A focus on seniors is particularly important as California inches toward rolling back aspects of its stay-at-home order. While people under the age of 65 may soon be able to return to work and regain a semblance of normalcy in their daily lives, seniors may be ordered to stay at home for a longer period — possibly until a vaccine is developed or herd immunity is reached, Newsom said.
But both prospects are at least a year away under the most aggressively optimistic timetables.
Newsom hinted that next week his administration would begin to give more information about peeling back elements of the lockdown orders. The governor has already allowed elective surgeries to proceed, a concession that indicates Covid-19 hospitalization rates are low enough to allow hospitals to diversify their operations.
New hospitalizations flattened by the end of this week and while ICU admissions went up from Thursday to Friday, the figure only rose by 1%. However, new coronavirus cases went up by 5%.

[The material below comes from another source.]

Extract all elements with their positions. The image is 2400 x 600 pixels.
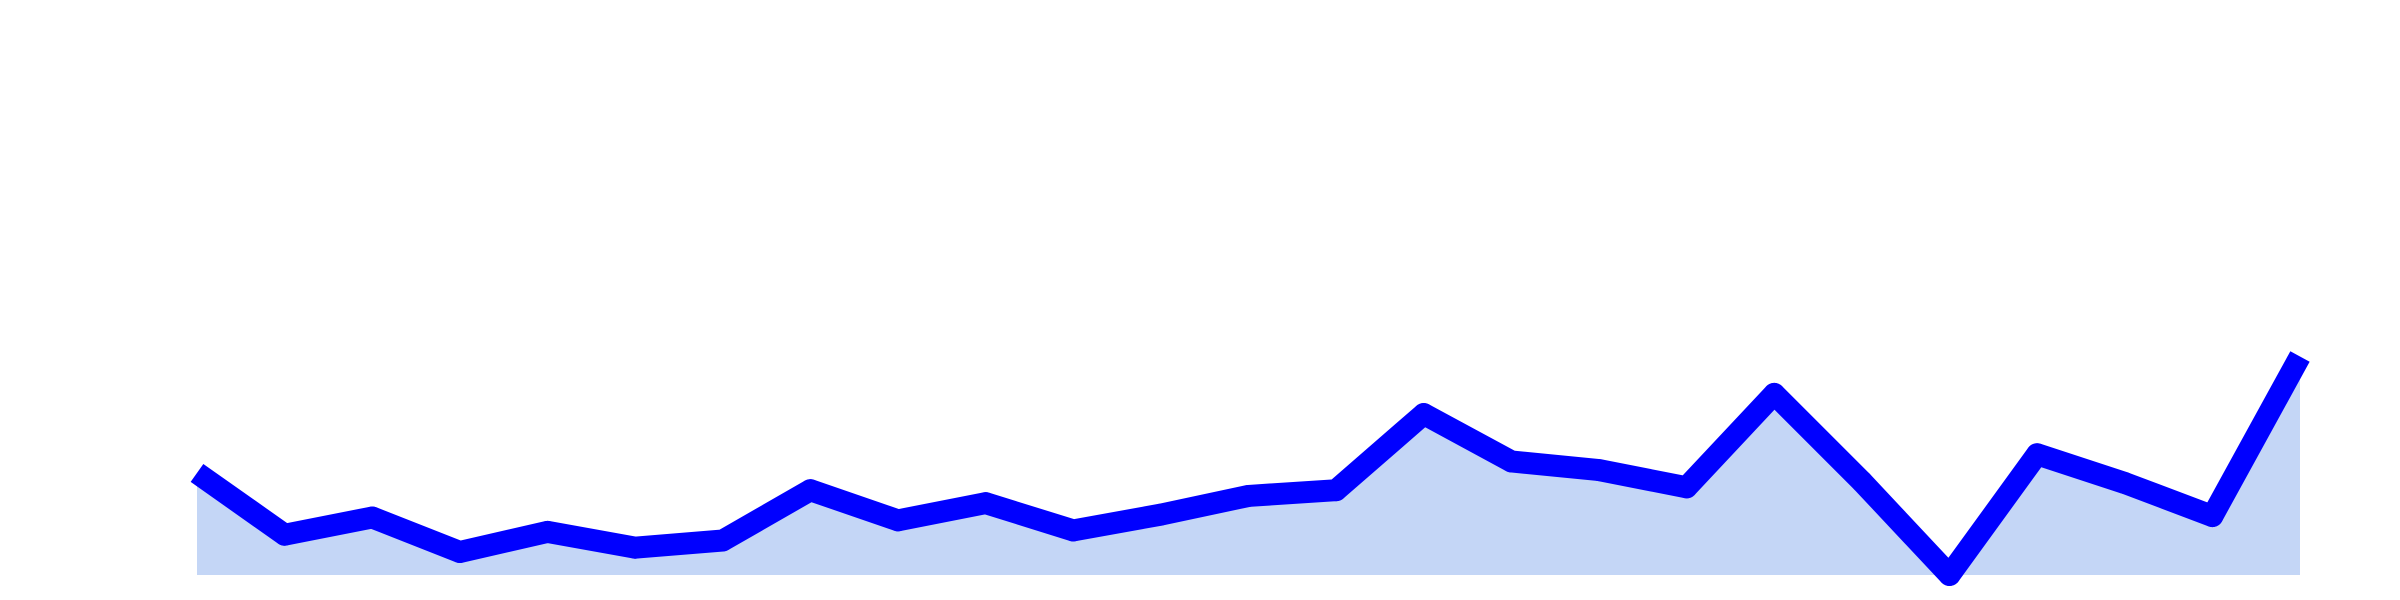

“We are not in a position where when we look at those six indicators there are any new lights turning to green,” he said.
The six indicators that must be met for California to begin to reopen include an increase in testing capacity, the ability to prevent infection among the most vulnerable, the ability of hospitals to accommodate a surge in cases, the development of an adequate supply of therapeutics, the ability for schools, child care facilities and businesses to meet physical distancing standards and metrics for the reinstitution of stay-at-home orders.
“We don’t have debates about dates,” Newsom said. “We are only guided by the indicators as to when we can reopen safely, judiciously and thoughtfully.”
As some areas of California with fewer cases are pushing for a more rapid reopening, Newsom recognized the force of regionalism in a state as wide and diverse as California. But he emphasized the need for a statewide order, saying that the virus recognizes no boundaries and could easily be carried to places with low rates of infections if residents are allowed or encouraged to circulate around the state again.